Ich habe mir für dieses Editorial die Texte zu einer Ausstellung genauer angesehen. Was ich unter anderem gefunden habe: vertriebene Gemeinschaften, Geschichte schreiben und umschreiben, Akt des Widerstands, Kontrast, Verbindung, Zerbrechlichkeit, Stärke, flüchtige Momente, unendliche Möglichkeiten, Zukünfte entfalten, Versprechen grenzenloser Freiheit, vielschichtige Umarmung, kollektive Erlebnisse, Veränderung erforschen.
Kunst will betrachtet und bedacht werden. Dazu braucht sie Publikum, das bereit ist, sich auch mit ungewohnten Perspektiven auseinanderzusetzen. Mit unangenehmen Provokationen ebenso, wie mit perfekter Schönheit. Kunst will also die Betrachtenden zu einem offenen Dialog einladen mit dem Werk, vor allem aber auch mit sich selbst. Wirken deshalb Menschen in Kunsträumen oft so friedlich, weil sie sich unvoreingenommen diesem Dialog hingeben? Dem Dialog mit dem Anderen, der so grundlegend ist für eine Demokratie, in der eben auch das Andere seine Berechtigung hat? Kunstschaffende fordern das von uns ein. Sie stellen uns ihre formgewordenen Gedanken zur Verfügung, machen sich damit angreifbar und verletzlich, demonstrieren aber gleichzeitig eine beeindruckende Stärke.

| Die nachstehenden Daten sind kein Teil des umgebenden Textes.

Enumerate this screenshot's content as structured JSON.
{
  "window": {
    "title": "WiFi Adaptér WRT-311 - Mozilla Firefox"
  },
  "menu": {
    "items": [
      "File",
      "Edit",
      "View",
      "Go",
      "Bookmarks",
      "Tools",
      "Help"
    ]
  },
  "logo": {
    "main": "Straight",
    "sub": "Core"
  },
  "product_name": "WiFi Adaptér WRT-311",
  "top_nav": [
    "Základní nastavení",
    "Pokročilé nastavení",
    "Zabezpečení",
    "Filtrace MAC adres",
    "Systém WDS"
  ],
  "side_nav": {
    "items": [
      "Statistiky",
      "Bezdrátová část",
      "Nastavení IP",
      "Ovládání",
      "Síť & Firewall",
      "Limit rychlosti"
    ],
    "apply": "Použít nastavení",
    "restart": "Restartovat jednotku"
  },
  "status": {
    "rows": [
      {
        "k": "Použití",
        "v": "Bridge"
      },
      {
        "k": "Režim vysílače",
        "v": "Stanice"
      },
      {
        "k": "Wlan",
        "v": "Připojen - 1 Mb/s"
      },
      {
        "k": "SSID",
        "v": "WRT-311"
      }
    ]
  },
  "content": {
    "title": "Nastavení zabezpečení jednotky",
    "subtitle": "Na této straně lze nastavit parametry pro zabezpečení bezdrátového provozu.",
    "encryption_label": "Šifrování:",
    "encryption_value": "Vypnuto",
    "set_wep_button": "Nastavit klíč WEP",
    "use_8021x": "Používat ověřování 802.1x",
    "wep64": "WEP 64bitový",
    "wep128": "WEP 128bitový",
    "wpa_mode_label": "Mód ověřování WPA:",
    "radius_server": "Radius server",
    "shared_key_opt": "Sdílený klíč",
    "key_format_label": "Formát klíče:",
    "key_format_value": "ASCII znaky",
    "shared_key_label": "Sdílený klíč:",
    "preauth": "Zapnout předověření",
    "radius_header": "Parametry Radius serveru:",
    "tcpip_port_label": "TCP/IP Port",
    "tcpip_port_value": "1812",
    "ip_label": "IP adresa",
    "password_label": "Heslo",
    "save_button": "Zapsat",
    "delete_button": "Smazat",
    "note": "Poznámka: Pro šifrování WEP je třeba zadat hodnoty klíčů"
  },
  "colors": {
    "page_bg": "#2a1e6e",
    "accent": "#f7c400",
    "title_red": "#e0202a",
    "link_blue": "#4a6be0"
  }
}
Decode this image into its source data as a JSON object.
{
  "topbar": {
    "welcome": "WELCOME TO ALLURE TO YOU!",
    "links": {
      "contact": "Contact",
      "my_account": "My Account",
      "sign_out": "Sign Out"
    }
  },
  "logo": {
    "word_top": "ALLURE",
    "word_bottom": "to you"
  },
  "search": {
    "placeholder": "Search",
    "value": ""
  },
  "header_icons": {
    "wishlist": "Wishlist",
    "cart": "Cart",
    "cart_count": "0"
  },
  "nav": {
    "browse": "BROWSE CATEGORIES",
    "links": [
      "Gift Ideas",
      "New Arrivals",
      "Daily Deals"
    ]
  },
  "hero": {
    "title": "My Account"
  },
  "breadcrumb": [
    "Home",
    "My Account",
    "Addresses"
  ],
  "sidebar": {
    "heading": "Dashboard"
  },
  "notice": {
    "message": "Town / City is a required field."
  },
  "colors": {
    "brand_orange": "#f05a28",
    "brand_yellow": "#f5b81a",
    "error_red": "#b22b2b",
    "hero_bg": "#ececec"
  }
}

Die Häuser des Kulturrings bieten in einer Situation, die für die meisten Berliner Kunstschaffenden immer bedrohlicher wird, viel Raum für diesen offenen Dialog. Künstler präsentieren ihre Arbeiten, die niedrigschwellig (nur leider nicht immer barrierefrei) für Alle zugänglich sind. In vielfältigen Kursen wird Erfahrung weitergegeben, und immer geht es dabei um Begegnung und Austausch.
Bei der Langen Nacht der Bilder in Lichtenberg wird es wieder zahlreiche Möglichkeiten geben, mit den Künstlern und Künstlerinnen direkt in den Ateliers ins Gespräch zu kommen und sich in die unterschiedlichen Vorstellungswelten mitnehmen zu lassen.
Weil wir gerade bei Vorstellungswelten sind: Schließen Sie doch mal die Augen und stellen sich Berlin ohne Kunst und Kultur vor! Was gehört für Sie in diese Kategorien? Gefällt Ihnen diese Stadt?
Noch sind wir da und vielleicht hin und wieder sogar „a solution for something“. Das wäre schön.